Under the Constitution, trade unions are free to choose their representatives, determine their policies, represent their members' interests, and strike. They are not restricted or harassed by the Government and are independent of political parties. A strike in nonessential fields is legal if its sponsors give 5-days' notice. Any striking union must respect minimum-service requirements negotiated with the respective employer. The Constitutional Court has interpreted the right to strike to include general strikes called to protest government policy. Strikes occur frequently, but most are brief. Data for 1995 show an increase in strike activity, presumably reflecting a new determination by the unions to offer and accept fewer concessions while the Government is trying to restructure several large industries, such as steel and shipbuilding.

Unions are free to form or join federations and affiliate with international bodies and do so without hindrance.

b. The Right to Organize and Bargain Collectively

A 1980 statute undergirds the right to organize and bargain collectively. Trade union and collective bargaining rights were extended in 1986 to all workers in the public sector, except the military services. Public sector collective bargaining in 1990 was broadened to include salaries and employment levels, but the Government retained the right to set these if negotiations failed.

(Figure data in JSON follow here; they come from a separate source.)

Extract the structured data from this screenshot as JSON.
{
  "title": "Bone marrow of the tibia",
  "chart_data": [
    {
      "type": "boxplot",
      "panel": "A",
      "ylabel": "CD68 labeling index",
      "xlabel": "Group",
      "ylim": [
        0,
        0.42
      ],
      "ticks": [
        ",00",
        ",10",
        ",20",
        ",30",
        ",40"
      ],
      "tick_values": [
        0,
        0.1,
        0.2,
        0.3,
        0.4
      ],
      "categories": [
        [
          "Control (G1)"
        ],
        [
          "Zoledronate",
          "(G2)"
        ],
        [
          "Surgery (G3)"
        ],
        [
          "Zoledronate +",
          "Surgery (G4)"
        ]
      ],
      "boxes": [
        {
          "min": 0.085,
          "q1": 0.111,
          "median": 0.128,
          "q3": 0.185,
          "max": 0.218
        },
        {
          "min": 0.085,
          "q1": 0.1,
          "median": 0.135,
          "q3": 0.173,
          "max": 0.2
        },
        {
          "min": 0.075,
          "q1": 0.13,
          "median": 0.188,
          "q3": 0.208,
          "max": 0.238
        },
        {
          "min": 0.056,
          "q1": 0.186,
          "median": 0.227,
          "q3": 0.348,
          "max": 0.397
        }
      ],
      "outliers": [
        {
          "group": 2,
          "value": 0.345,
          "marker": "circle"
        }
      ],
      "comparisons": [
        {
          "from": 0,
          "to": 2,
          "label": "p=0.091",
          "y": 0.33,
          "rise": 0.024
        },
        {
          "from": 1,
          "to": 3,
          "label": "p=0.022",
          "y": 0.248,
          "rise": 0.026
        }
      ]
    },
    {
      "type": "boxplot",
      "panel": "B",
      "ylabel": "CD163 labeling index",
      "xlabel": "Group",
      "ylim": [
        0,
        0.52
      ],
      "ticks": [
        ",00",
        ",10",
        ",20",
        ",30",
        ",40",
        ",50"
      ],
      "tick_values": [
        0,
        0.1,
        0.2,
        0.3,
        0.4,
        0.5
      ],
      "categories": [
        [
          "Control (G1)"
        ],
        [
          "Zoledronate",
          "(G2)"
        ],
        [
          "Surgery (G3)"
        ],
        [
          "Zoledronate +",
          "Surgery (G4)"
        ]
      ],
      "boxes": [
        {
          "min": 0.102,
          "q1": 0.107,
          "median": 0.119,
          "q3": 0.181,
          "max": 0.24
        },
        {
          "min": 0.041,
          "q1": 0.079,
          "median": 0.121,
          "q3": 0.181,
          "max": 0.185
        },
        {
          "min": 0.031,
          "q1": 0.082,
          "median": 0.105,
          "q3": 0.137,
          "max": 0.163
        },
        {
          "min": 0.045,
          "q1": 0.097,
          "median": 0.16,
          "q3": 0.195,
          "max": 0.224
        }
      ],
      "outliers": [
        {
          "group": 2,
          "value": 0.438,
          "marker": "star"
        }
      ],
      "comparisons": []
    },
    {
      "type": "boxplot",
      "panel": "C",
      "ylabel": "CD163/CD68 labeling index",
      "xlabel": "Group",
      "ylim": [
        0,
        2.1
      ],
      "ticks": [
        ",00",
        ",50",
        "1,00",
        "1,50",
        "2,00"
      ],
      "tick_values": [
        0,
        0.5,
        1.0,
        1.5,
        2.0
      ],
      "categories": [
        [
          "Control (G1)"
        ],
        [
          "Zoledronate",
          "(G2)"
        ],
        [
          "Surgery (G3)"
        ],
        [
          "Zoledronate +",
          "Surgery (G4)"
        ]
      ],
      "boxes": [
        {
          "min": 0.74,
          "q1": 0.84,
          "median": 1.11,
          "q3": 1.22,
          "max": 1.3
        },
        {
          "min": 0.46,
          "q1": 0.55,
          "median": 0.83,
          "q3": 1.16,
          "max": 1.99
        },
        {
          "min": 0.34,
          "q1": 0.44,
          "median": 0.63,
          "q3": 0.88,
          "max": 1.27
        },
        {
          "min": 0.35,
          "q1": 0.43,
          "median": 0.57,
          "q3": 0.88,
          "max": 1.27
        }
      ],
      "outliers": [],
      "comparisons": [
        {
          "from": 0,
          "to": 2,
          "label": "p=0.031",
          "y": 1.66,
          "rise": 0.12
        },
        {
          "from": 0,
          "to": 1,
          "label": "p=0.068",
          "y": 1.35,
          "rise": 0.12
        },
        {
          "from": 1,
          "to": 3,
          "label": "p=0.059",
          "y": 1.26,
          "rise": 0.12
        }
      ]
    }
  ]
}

Collective bargaining agreements are widespread in both the private and public sectors; in the latter they cover 60 percent of workers, notwithstanding that only about 10 percent of them are actually union members.

The law prohibits discrimination by employers against union members and organizers. Discrimination cases have priority in the labor courts. Legislation in 1990 gave unions a role in controlling temporary work contracts to prevent abuse of these and of termination actions. Nonetheless, unions contend that employers discriminate in many cases by refusing to renew the temporary employment contract of a worker who has engaged in union organizing; more than a third of all employees in Spain are under temporary contracts, and the number is growing.

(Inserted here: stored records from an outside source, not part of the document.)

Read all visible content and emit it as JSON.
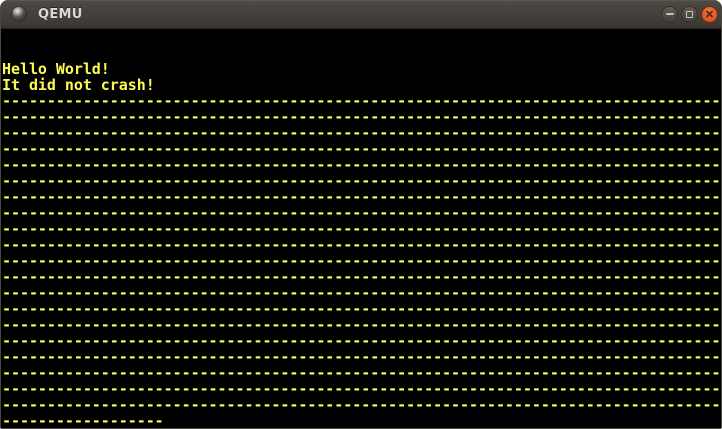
{
  "window": {
    "title": "QEMU",
    "controls": {
      "minimize": "minimize",
      "maximize": "maximize",
      "close": "close"
    }
  },
  "terminal": {
    "lines": [
      "",
      "",
      "Hello World!",
      "It did not crash!",
      "--------------------------------------------------------------------------------",
      "--------------------------------------------------------------------------------",
      "--------------------------------------------------------------------------------",
      "--------------------------------------------------------------------------------",
      "--------------------------------------------------------------------------------",
      "--------------------------------------------------------------------------------",
      "--------------------------------------------------------------------------------",
      "--------------------------------------------------------------------------------",
      "--------------------------------------------------------------------------------",
      "--------------------------------------------------------------------------------",
      "--------------------------------------------------------------------------------",
      "--------------------------------------------------------------------------------",
      "--------------------------------------------------------------------------------",
      "--------------------------------------------------------------------------------",
      "--------------------------------------------------------------------------------",
      "--------------------------------------------------------------------------------",
      "--------------------------------------------------------------------------------",
      "--------------------------------------------------------------------------------",
      "--------------------------------------------------------------------------------",
      "--------------------------------------------------------------------------------",
      "------------------"
    ]
  },
  "colors": {
    "terminal_text": "#fcfc54",
    "terminal_bg": "#000000",
    "titlebar_top": "#4a4641",
    "titlebar_bottom": "#3e3a36",
    "title_text": "#dcd8d3",
    "close_button": "#e2602f",
    "control_button_gray": "#4e4a44"
  }
}
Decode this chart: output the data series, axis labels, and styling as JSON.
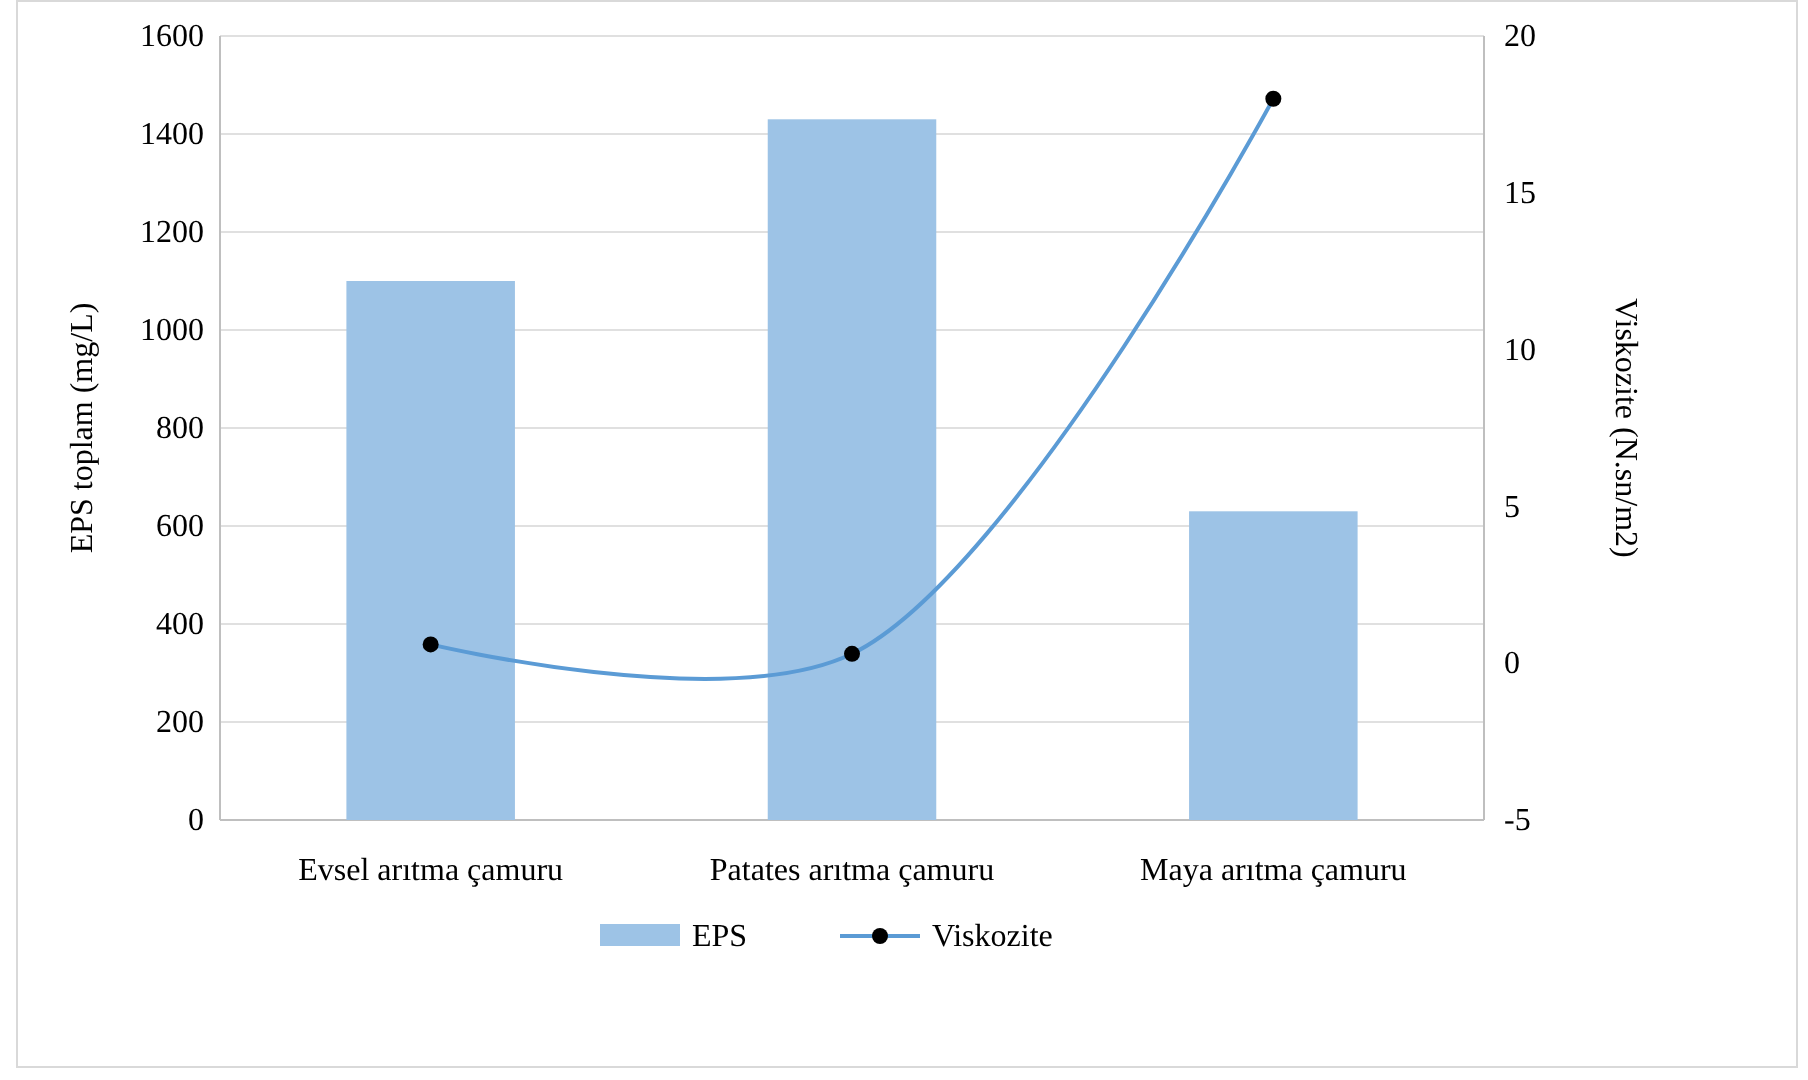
{
  "chart_data": {
    "type": "bar",
    "categories": [
      "Evsel arıtma çamuru",
      "Patates arıtma çamuru",
      "Maya arıtma çamuru"
    ],
    "series": [
      {
        "name": "EPS",
        "color": "#9dc3e6",
        "values": [
          1100,
          1430,
          630
        ]
      },
      {
        "name": "Viskozite",
        "type": "line",
        "axis": "y2",
        "color": "#5b9bd5",
        "marker": "circle",
        "values": [
          0.6,
          0.3,
          18
        ]
      }
    ],
    "ylabel": "EPS toplam (mg/L)",
    "y2label": "Viskozite (N.sn/m2)",
    "ylim": [
      0,
      1600
    ],
    "yticks": [
      0,
      200,
      400,
      600,
      800,
      1000,
      1200,
      1400,
      1600
    ],
    "y2lim": [
      -5,
      20
    ],
    "y2ticks": [
      -5,
      0,
      5,
      10,
      15,
      20
    ],
    "grid": "y",
    "legend": "bottom"
  }
}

Labor regulations and practices in free trade zones and export processing zones are the same as in the rest of the country. Union membership in these zones is reportedly higher than the average throughout the economy.

c. Prohibition of Forced or Compulsory Labor

Forced or compulsory labor is outlawed and is not practiced. The legislation is effectively enforced.

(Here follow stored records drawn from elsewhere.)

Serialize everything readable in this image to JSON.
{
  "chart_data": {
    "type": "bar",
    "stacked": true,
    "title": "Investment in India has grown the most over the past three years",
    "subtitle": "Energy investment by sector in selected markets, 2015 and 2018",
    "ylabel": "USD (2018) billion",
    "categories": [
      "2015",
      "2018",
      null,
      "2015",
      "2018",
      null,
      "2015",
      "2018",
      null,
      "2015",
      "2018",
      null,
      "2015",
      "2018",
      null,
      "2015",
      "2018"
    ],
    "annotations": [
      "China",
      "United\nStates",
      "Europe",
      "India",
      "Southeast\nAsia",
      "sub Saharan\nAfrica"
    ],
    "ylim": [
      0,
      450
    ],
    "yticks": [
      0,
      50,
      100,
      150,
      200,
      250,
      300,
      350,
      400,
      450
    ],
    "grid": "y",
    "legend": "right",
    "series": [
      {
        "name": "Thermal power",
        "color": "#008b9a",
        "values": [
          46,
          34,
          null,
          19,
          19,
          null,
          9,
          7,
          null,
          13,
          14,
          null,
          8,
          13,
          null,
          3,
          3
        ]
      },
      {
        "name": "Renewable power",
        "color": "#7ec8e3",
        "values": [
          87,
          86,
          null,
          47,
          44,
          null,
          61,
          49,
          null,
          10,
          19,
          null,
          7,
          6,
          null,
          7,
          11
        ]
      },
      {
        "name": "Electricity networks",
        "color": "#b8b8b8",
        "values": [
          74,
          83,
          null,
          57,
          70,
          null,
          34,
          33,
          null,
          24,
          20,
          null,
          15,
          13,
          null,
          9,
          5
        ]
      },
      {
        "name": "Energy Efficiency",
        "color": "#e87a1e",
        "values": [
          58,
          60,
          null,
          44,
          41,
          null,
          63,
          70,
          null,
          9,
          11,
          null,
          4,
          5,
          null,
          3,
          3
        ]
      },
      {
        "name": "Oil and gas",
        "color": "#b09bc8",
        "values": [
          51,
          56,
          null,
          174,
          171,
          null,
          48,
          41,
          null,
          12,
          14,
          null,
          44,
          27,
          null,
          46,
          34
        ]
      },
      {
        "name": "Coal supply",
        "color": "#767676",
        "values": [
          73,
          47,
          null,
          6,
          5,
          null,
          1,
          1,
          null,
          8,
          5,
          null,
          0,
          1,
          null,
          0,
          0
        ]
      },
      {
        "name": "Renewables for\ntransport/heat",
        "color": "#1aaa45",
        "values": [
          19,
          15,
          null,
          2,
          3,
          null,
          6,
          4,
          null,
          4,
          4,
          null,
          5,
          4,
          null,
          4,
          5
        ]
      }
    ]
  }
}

d. Minimum Age for Employment of Children

The statutory minimum age for employment is 16 years. The Ministry of Labor and Social Security is primarily responsible for enforcement. The minimum age is effectively enforced in major industries and in the service sector. It is more difficult to control on small farms and in family-owned businesses. Legislation prohibiting child labor is effectively enforced in the special economic zones. The law also prohibits the employment of persons under age 18 at night, for overtime work, or in sectors considered hazardous.

e. Acceptable Conditions of Work

The legal minimum wage for workers over age 18 is considered sufficient for a decent standard of living. The daily national minimum wage rate is $17.00 (Ptas 2,090); for those ages 16 and 17 it is $11.25 (Ptas 1,381). The Government revises these rates every year in line with the consumer price index, and the Ministry of Labor and Social Security effectively enforces them. The law sets a 40-hour workweek with an unbroken rest period of 36 hours after each 40 hours worked. Workers enjoy 12 paid holidays a year and a month's paid vacation. Worktime limits are effectively enforced.

Government mechanisms exist for enforcing working conditions and occupational health and safety rules, but bureaucratic procedures are cumbersome and inefficient. The Government is revising safety and health legislation to conform to European Union directives. The National Institute of Safety and Health in the Ministry of Labor has technical responsibility for developing labor standards, but the Inspectorate of Labor has responsibility for enforcing the legislation through judicial action when infractions are found. Workers have legal protection for filing complaints about hazardous conditions.